In the last year, we have demonstrated that TIMP3 is an innate negative regulator of inflammation in vivo: systemic, hepatic or following arthritic joint disease (Smookler et al., J Immunology, 2006; Mohammed et al., Nat Genet. 2004; Mahmoodi et al., Am J Path. 2005). We showed that it regulates TNF bioactivity and signaling by controlling ADAM17- (TACE) mediated shedding of cell surface bound TNF. In a pressure overload model of heart disease that mimics high blood pressure, TIMP3 couples the regulation of cytokine homeostasis (specifically TACE mediated TNF shedding) with the homeostasis of the extracellular matrix (via MMP mediated remodeling). Single and double knockouts in timp3-/-x tnf -/- crosses allowed us to further show that simultaneous dual dysregulation of MMP and TNF activities are both necessary and sufficient for heart disease resulting from pressure overload, and that deleting TNF completely abrogates the disease in this model (Kassiri et al, Circ Res 2005; Kassiri and Khokha, Throm Hemostasis 2005).? Our collaborative efforts have revealed the same importance for the TIMP3 regulation of MMPs and TNF in 2 other important human diseases so far; type II diabetes and vascular inflammation (Federici et al., J Clin Invest. 2005).

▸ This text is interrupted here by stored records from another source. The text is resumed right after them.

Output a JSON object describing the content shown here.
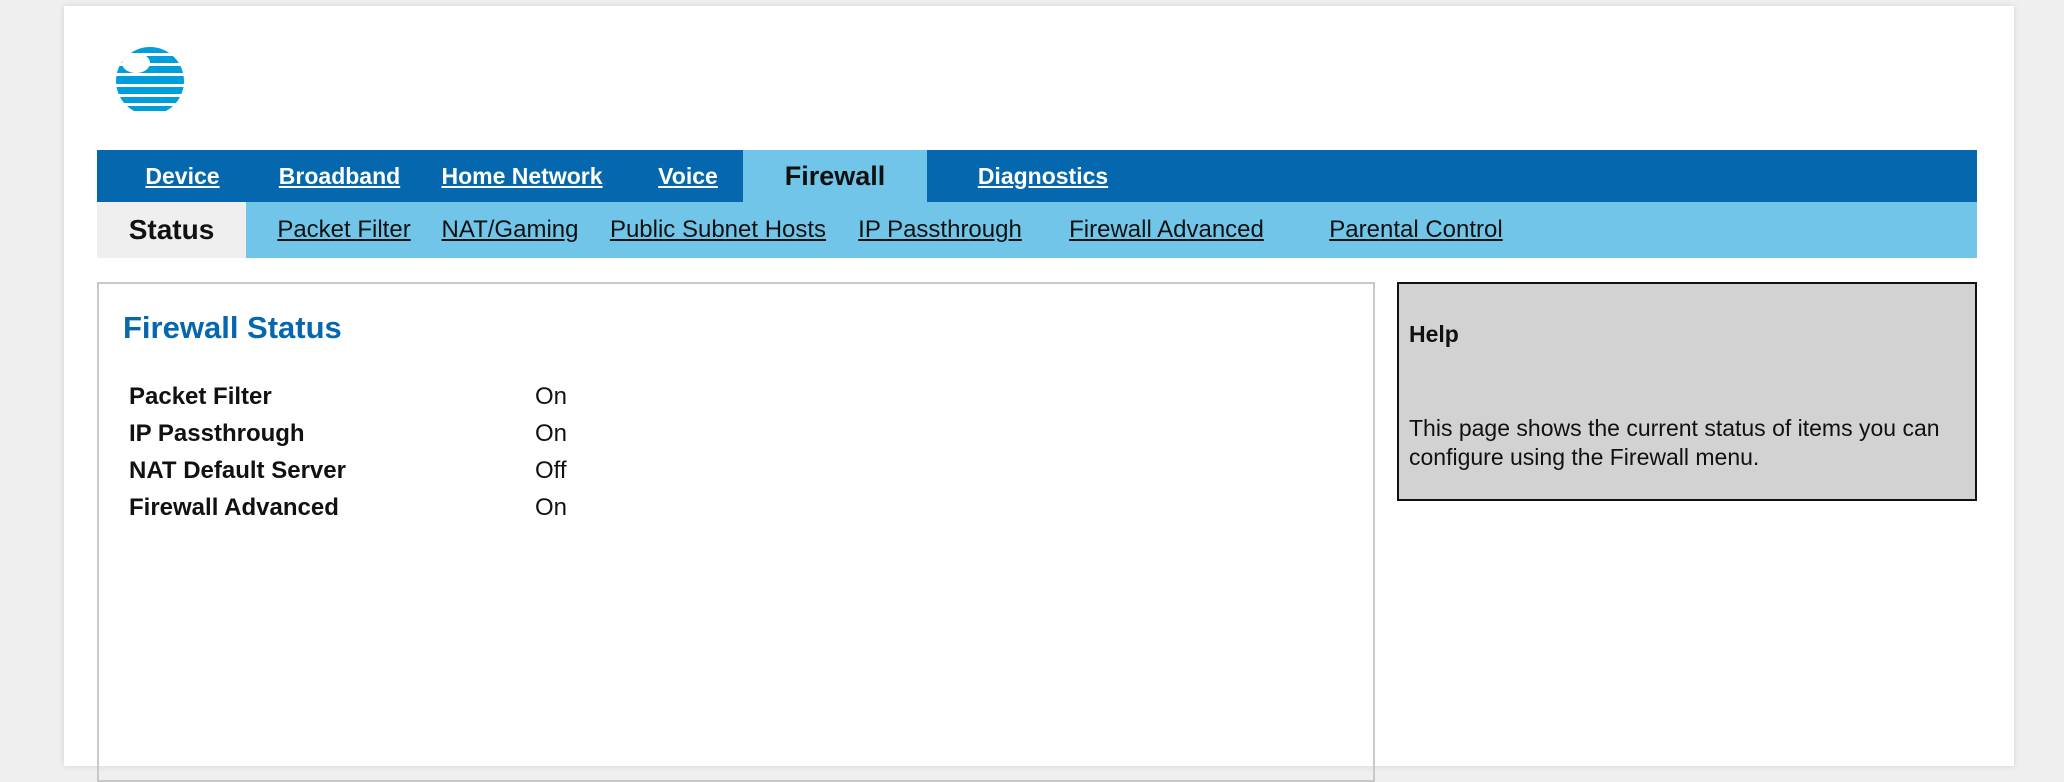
{
  "brand": {
    "logo_icon": "att-globe-icon",
    "accent": "#0568ae",
    "light_accent": "#71c5e8"
  },
  "topnav": {
    "items": [
      {
        "label": "Device"
      },
      {
        "label": "Broadband"
      },
      {
        "label": "Home Network"
      },
      {
        "label": "Voice"
      },
      {
        "label": "Firewall",
        "active": true
      },
      {
        "label": "Diagnostics"
      }
    ]
  },
  "subnav": {
    "items": [
      {
        "label": "Status",
        "active": true
      },
      {
        "label": "Packet Filter"
      },
      {
        "label": "NAT/Gaming"
      },
      {
        "label": "Public Subnet Hosts"
      },
      {
        "label": "IP Passthrough"
      },
      {
        "label": "Firewall Advanced"
      },
      {
        "label": "Parental Control"
      }
    ]
  },
  "main": {
    "title": "Firewall Status",
    "rows": [
      {
        "label": "Packet Filter",
        "value": "On"
      },
      {
        "label": "IP Passthrough",
        "value": "On"
      },
      {
        "label": "NAT Default Server",
        "value": "Off"
      },
      {
        "label": "Firewall Advanced",
        "value": "On"
      }
    ]
  },
  "help": {
    "title": "Help",
    "text": "This page shows the current status of items you can configure using the Firewall menu."
  }
}
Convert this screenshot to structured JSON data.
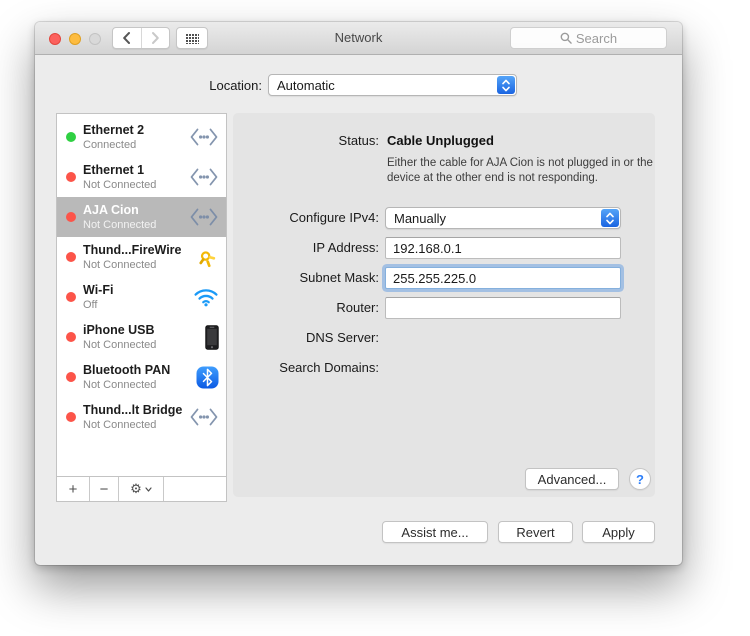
{
  "window": {
    "title": "Network"
  },
  "titlebar": {
    "search_placeholder": "Search"
  },
  "location": {
    "label": "Location:",
    "value": "Automatic"
  },
  "sidebar": {
    "items": [
      {
        "name": "Ethernet 2",
        "status": "Connected",
        "dot": "green",
        "icon": "ethernet",
        "selected": false
      },
      {
        "name": "Ethernet 1",
        "status": "Not Connected",
        "dot": "red",
        "icon": "ethernet",
        "selected": false
      },
      {
        "name": "AJA Cion",
        "status": "Not Connected",
        "dot": "red",
        "icon": "ethernet",
        "selected": true
      },
      {
        "name": "Thund...FireWire",
        "status": "Not Connected",
        "dot": "red",
        "icon": "firewire",
        "selected": false
      },
      {
        "name": "Wi-Fi",
        "status": "Off",
        "dot": "red",
        "icon": "wifi",
        "selected": false
      },
      {
        "name": "iPhone USB",
        "status": "Not Connected",
        "dot": "red",
        "icon": "iphone",
        "selected": false
      },
      {
        "name": "Bluetooth PAN",
        "status": "Not Connected",
        "dot": "red",
        "icon": "bluetooth",
        "selected": false
      },
      {
        "name": "Thund...lt Bridge",
        "status": "Not Connected",
        "dot": "red",
        "icon": "ethernet",
        "selected": false
      }
    ],
    "toolbar": {
      "add_label": "+",
      "remove_label": "−",
      "gear_glyph": "⚙"
    }
  },
  "pane": {
    "status_label": "Status:",
    "status_value": "Cable Unplugged",
    "status_desc": "Either the cable for AJA Cion is not plugged in or the device at the other end is not responding.",
    "configure_label": "Configure IPv4:",
    "configure_value": "Manually",
    "ip_label": "IP Address:",
    "ip_value": "192.168.0.1",
    "subnet_label": "Subnet Mask:",
    "subnet_value": "255.255.225.0",
    "router_label": "Router:",
    "router_value": "",
    "dns_label": "DNS Server:",
    "search_domains_label": "Search Domains:",
    "advanced_button": "Advanced...",
    "help_button": "?"
  },
  "footer": {
    "assist_button": "Assist me...",
    "revert_button": "Revert",
    "apply_button": "Apply"
  },
  "colors": {
    "status_connected": "#2fd042",
    "status_disconnected": "#fc5449",
    "selection_gray": "#b9b9b9",
    "popup_stepper_blue": "#1a64e1",
    "wifi_blue": "#1b9af7",
    "bluetooth_blue": "#0b5ae4",
    "firewire_yellow": "#f3b806",
    "focus_ring_blue": "#78a8e2"
  }
}
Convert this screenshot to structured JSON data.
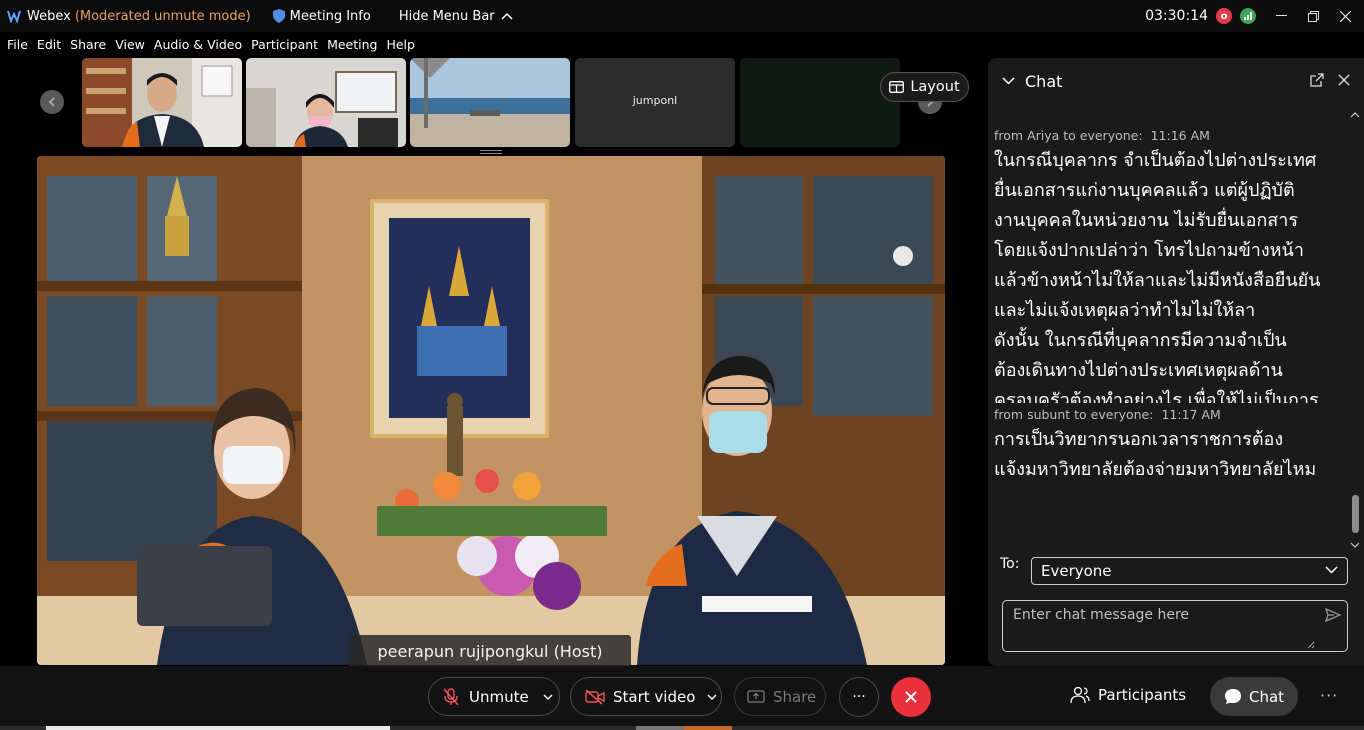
{
  "titlebar": {
    "app_name": "Webex",
    "mode": "(Moderated unmute mode)",
    "meeting_info": "Meeting Info",
    "hide_menu_bar": "Hide Menu Bar",
    "time": "03:30:14",
    "badge_letter": "o"
  },
  "menu": {
    "items": [
      "File",
      "Edit",
      "Share",
      "View",
      "Audio & Video",
      "Participant",
      "Meeting",
      "Help"
    ]
  },
  "thumbnails": {
    "jumponl_label": "jumponl"
  },
  "layout_button": "Layout",
  "main_video": {
    "name_tag": "peerapun rujipongkul (Host)"
  },
  "chat": {
    "title": "Chat",
    "messages": [
      {
        "meta": "from Ariya to everyone:",
        "time": "11:16 AM",
        "body": "ในกรณีบุคลากร จำเป็นต้องไปต่างประเทศ\nยื่นเอกสารแก่งานบุคคลแล้ว แต่ผู้ปฏิบัติ\nงานบุคคลในหน่วยงาน ไม่รับยื่นเอกสาร\nโดยแจ้งปากเปล่าว่า โทรไปถามข้างหน้า\nแล้วข้างหน้าไม่ให้ลาและไม่มีหนังสือยืนยัน\nและไม่แจ้งเหตุผลว่าทำไมไม่ให้ลา\nดังนั้น ในกรณีที่บุคลากรมีความจำเป็น\nต้องเดินทางไปต่างประเทศเหตุผลด้าน\nครอบครัวต้องทำอย่างไร เพื่อให้ไม่เป็นการ"
      },
      {
        "meta": "from subunt to everyone:",
        "time": "11:17 AM",
        "body": "การเป็นวิทยากรนอกเวลาราชการต้อง\nแจ้งมหาวิทยาลัยต้องจ่ายมหาวิทยาลัยไหม"
      }
    ],
    "to_label": "To:",
    "to_value": "Everyone",
    "input_placeholder": "Enter chat message here"
  },
  "toolbar": {
    "unmute": "Unmute",
    "start_video": "Start video",
    "share": "Share",
    "more": "···",
    "participants": "Participants",
    "chat": "Chat",
    "overflow": "···"
  },
  "colors": {
    "mode": "#e9a25f",
    "end_call": "#e8313b",
    "accent_green": "#3aa457",
    "badge_red": "#e23a4c"
  }
}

Liver regeneration offers an ideal system to study cell division in vivo. Timp1 deficiency or its overexpression directly affects hepatocyte cell cycle progression by altering the bioavailability of HGF and its subsequent signaling through the c-Met receptor (Mohammed et al., Hepatology 2005). In contrast, Timp3 null mice fail to regenerate liver despite the accelerated entry of quiescent hepatocytes into the cell cycle. Here, excessive and sustained TNF bioactivity is responsible for failed liver regeneration due to hepatocyte apoptosis (Mohammed et al., Nat Genet. 2004). These findings form a platform to investigate the proteolytic regulation of the bioavailability of many key growth factors in the process of liver regeneration (Mohammed and Khokha, Trends Cell Biol. 2005).
In cancer models, we have demonstrated that a Timp3 deficiency in the host, but not in the tumor cell, affects tumorigenesis, angiogenesis and metastasis (Cruz et al., Oncogene, 2006a; Cruz et al., Oncogene, 2006b), and this inhibitors controls MT1-MMP activity which is a critical invasion-promoting protease (English al at, JBC, 2006). Also, the TIMP3 regulation of the ectodomain release of the pro-angiogenic molecule VCAM-1 is reminiscent of its key role in the liver regeneration and heart disease models (Singh et al., Cardiovas Res. 2005). Further, rhoC has emerged to be essential for metastatic dissemination of mammary tumors (Hakem et al., Genes Dev. 2005) and rankl for cancer cell migration and metastasis to bone (Jones et al., Nature 2006).